Siamo ad aprile e come ogni anno il bilancio è in fase di approvazione.

Per molte società, più che un’opportunità, il bilancio diventa una corsa a ostacoli e un’incombenza necessaria per avere il rinnovo delle linee di fido o per chiedere ulteriori linee di credito.

Per altre società, è la banca stessa a cercare di forzare i tempi chiedendo una bozza del bilancio anche non approvato, spinta dall’urgenza di capire se il 2016 sia andato meglio o peggio dell’anno precedente.

Lo sappiamo molto bene in Entriage: i nostri specialisti in ristrutturazioni aziendali e interventi straordinari sono spesso impegnati, a fianco dell’imprenditore, nella definizione di strategie di bilancio efficaci.

Ma siete proprio sicuri che la vostra banca non conosca già bene come sta andando la vostra impresa, e non voglia solo capire se il bilancio è “coerente” con quanto già sa?

È sorprendente quante informazioni andamentali, qualitative e quantitative abbiano le banche, i vostri fornitori, i clienti e anche i consulenti esterni della vostra società.

C’è poi da chiedersi quale reputazione la vostra azienda abbia sul mercato: clienti, fornitori, consulenti e più in generale i terzi finanziatori – anche se non lo dichiarano – si chiedono se siete affidabili. Sapete e potete dimostrarlo?
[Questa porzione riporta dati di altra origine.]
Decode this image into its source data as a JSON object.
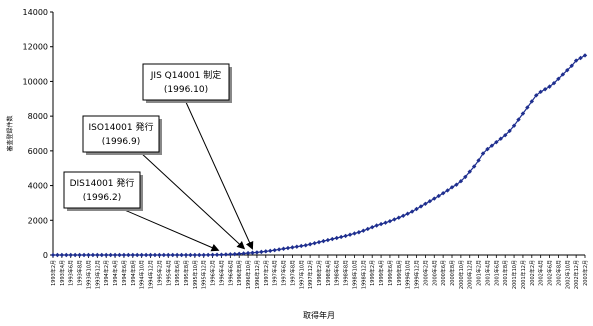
{
  "chart_data": {
    "type": "line",
    "title": "",
    "xlabel": "取得年月",
    "ylabel": "審査登録件数",
    "ylim": [
      0,
      14000
    ],
    "yticks": [
      0,
      2000,
      4000,
      6000,
      8000,
      10000,
      12000,
      14000
    ],
    "grid": false,
    "legend": "none",
    "marker": "diamond",
    "series_color": "#1f2f8f",
    "x_tick_labels": [
      "1993年2月",
      "1993年4月",
      "1993年6月",
      "1993年8月",
      "1993年10月",
      "1993年12月",
      "1994年2月",
      "1994年4月",
      "1994年6月",
      "1994年8月",
      "1994年10月",
      "1994年12月",
      "1995年2月",
      "1995年4月",
      "1995年6月",
      "1995年8月",
      "1995年10月",
      "1995年12月",
      "1996年2月",
      "1996年4月",
      "1996年6月",
      "1996年8月",
      "1996年10月",
      "1996年12月",
      "1997年2月",
      "1997年4月",
      "1997年6月",
      "1997年8月",
      "1997年10月",
      "1997年12月",
      "1998年2月",
      "1998年4月",
      "1998年6月",
      "1998年8月",
      "1998年10月",
      "1998年12月",
      "1999年2月",
      "1999年4月",
      "1999年6月",
      "1999年8月",
      "1999年10月",
      "1999年12月",
      "2000年2月",
      "2000年4月",
      "2000年6月",
      "2000年8月",
      "2000年10月",
      "2000年12月",
      "2001年2月",
      "2001年4月",
      "2001年6月",
      "2001年8月",
      "2001年10月",
      "2001年12月",
      "2002年2月",
      "2002年4月",
      "2002年6月",
      "2002年8月",
      "2002年10月",
      "2002年12月",
      "2003年2月"
    ],
    "x": [
      "1993-02",
      "1993-03",
      "1993-04",
      "1993-05",
      "1993-06",
      "1993-07",
      "1993-08",
      "1993-09",
      "1993-10",
      "1993-11",
      "1993-12",
      "1994-01",
      "1994-02",
      "1994-03",
      "1994-04",
      "1994-05",
      "1994-06",
      "1994-07",
      "1994-08",
      "1994-09",
      "1994-10",
      "1994-11",
      "1994-12",
      "1995-01",
      "1995-02",
      "1995-03",
      "1995-04",
      "1995-05",
      "1995-06",
      "1995-07",
      "1995-08",
      "1995-09",
      "1995-10",
      "1995-11",
      "1995-12",
      "1996-01",
      "1996-02",
      "1996-03",
      "1996-04",
      "1996-05",
      "1996-06",
      "1996-07",
      "1996-08",
      "1996-09",
      "1996-10",
      "1996-11",
      "1996-12",
      "1997-01",
      "1997-02",
      "1997-03",
      "1997-04",
      "1997-05",
      "1997-06",
      "1997-07",
      "1997-08",
      "1997-09",
      "1997-10",
      "1997-11",
      "1997-12",
      "1998-01",
      "1998-02",
      "1998-03",
      "1998-04",
      "1998-05",
      "1998-06",
      "1998-07",
      "1998-08",
      "1998-09",
      "1998-10",
      "1998-11",
      "1998-12",
      "1999-01",
      "1999-02",
      "1999-03",
      "1999-04",
      "1999-05",
      "1999-06",
      "1999-07",
      "1999-08",
      "1999-09",
      "1999-10",
      "1999-11",
      "1999-12",
      "2000-01",
      "2000-02",
      "2000-03",
      "2000-04",
      "2000-05",
      "2000-06",
      "2000-07",
      "2000-08",
      "2000-09",
      "2000-10",
      "2000-11",
      "2000-12",
      "2001-01",
      "2001-02",
      "2001-03",
      "2001-04",
      "2001-05",
      "2001-06",
      "2001-07",
      "2001-08",
      "2001-09",
      "2001-10",
      "2001-11",
      "2001-12",
      "2002-01",
      "2002-02",
      "2002-03",
      "2002-04",
      "2002-05",
      "2002-06",
      "2002-07",
      "2002-08",
      "2002-09",
      "2002-10",
      "2002-11",
      "2002-12",
      "2003-01",
      "2003-02"
    ],
    "values": [
      0,
      0,
      0,
      0,
      0,
      0,
      0,
      0,
      0,
      0,
      0,
      0,
      0,
      0,
      0,
      0,
      0,
      0,
      0,
      0,
      0,
      0,
      0,
      0,
      0,
      0,
      0,
      0,
      0,
      0,
      0,
      0,
      0,
      0,
      0,
      5,
      10,
      15,
      20,
      30,
      40,
      50,
      70,
      90,
      110,
      130,
      150,
      180,
      210,
      240,
      280,
      320,
      360,
      400,
      440,
      480,
      520,
      560,
      620,
      680,
      740,
      800,
      860,
      920,
      980,
      1040,
      1100,
      1170,
      1240,
      1310,
      1400,
      1500,
      1600,
      1700,
      1780,
      1860,
      1950,
      2050,
      2150,
      2260,
      2380,
      2500,
      2650,
      2800,
      2950,
      3100,
      3250,
      3400,
      3560,
      3720,
      3900,
      4050,
      4250,
      4500,
      4800,
      5100,
      5450,
      5850,
      6100,
      6300,
      6500,
      6700,
      6900,
      7150,
      7450,
      7800,
      8150,
      8500,
      8850,
      9200,
      9400,
      9550,
      9700,
      9900,
      10150,
      10400,
      10650,
      10900,
      11200,
      11350,
      11500
    ],
    "annotations": [
      {
        "text": "DIS14001 発行",
        "date": "(1996.2)",
        "x": "1996-02"
      },
      {
        "text": "ISO14001 発行",
        "date": "(1996.9)",
        "x": "1996-09"
      },
      {
        "text": "JIS Q14001 制定",
        "date": "(1996.10)",
        "x": "1996-10"
      }
    ]
  }
}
Il bilancio fotografa l’impresa. È un’immagine con molti limiti, certo: è statica, descrive il passato e talvolta può essere oggetto di politiche di bilancio non chiare per un terzo lettore, come per esempio la scelta dei criteri riguardanti la valorizzazione del magazzino o dei crediti. Ma è il riferimento comune per chiunque sia interessato a formarsi (o confermarsi) un’opinione sulla vostra azienda. I nostri consulenti di Turnaround e riorganizzazione e professionisti di risanamento d’impresa sono sempre coinvolti nei loro interventi in situazioni di criticità aziendali a partire dall’analisi attenta del bilancio.

Tra un bilancio esteticamente “troppo bello” e un bilancio spietatamente realistico, sostanzialmente “troppo brutto”, esiste anche un bilancio da piano B, che non è una via di mezzo tra i 2 ma un “film” che permette di prevenire il comportamento ostile delle banche, e anzi un modo di farsele alleate, anche quando esistono criticità evidenti.

Come riescono, i nostri esperti, a realizzare tutto questo?

È necessario avere ben chiaro il proprio fabbisogno finanziario e saper rispondere a domande del tipo:

  • quanta cassa ho generato o assorbito (ossia sarà rilasciata più avanti) o bruciato (ossia persa) negli ultimi 5 anni? Negli ultimi 3? E nell’ultimo anno?
  • quanta cassa genererò o assorbirò o brucerò nel prossimo e nei prossimi anni?

E non è sufficiente il solo rendiconto finanziario del 2016 verso il 2015, come è dato leggere in alcuni bilanci!

Per saperne di più sul rendiconto finanziario, andate al prossimo articolo (“La cassa non mente mai”)

Con il rendiconto finanziario e un adeguato set informativo sulle strategie che la società porrà in essere nel 2017 e negli anni seguenti, si potrà comunicare alla banca un bilancio 2016 “bilanciato” che spieghi e prevenga le naturali domande relative alle criticità che il vostro interlocutore bancario, ormai ben preparato, vi farà.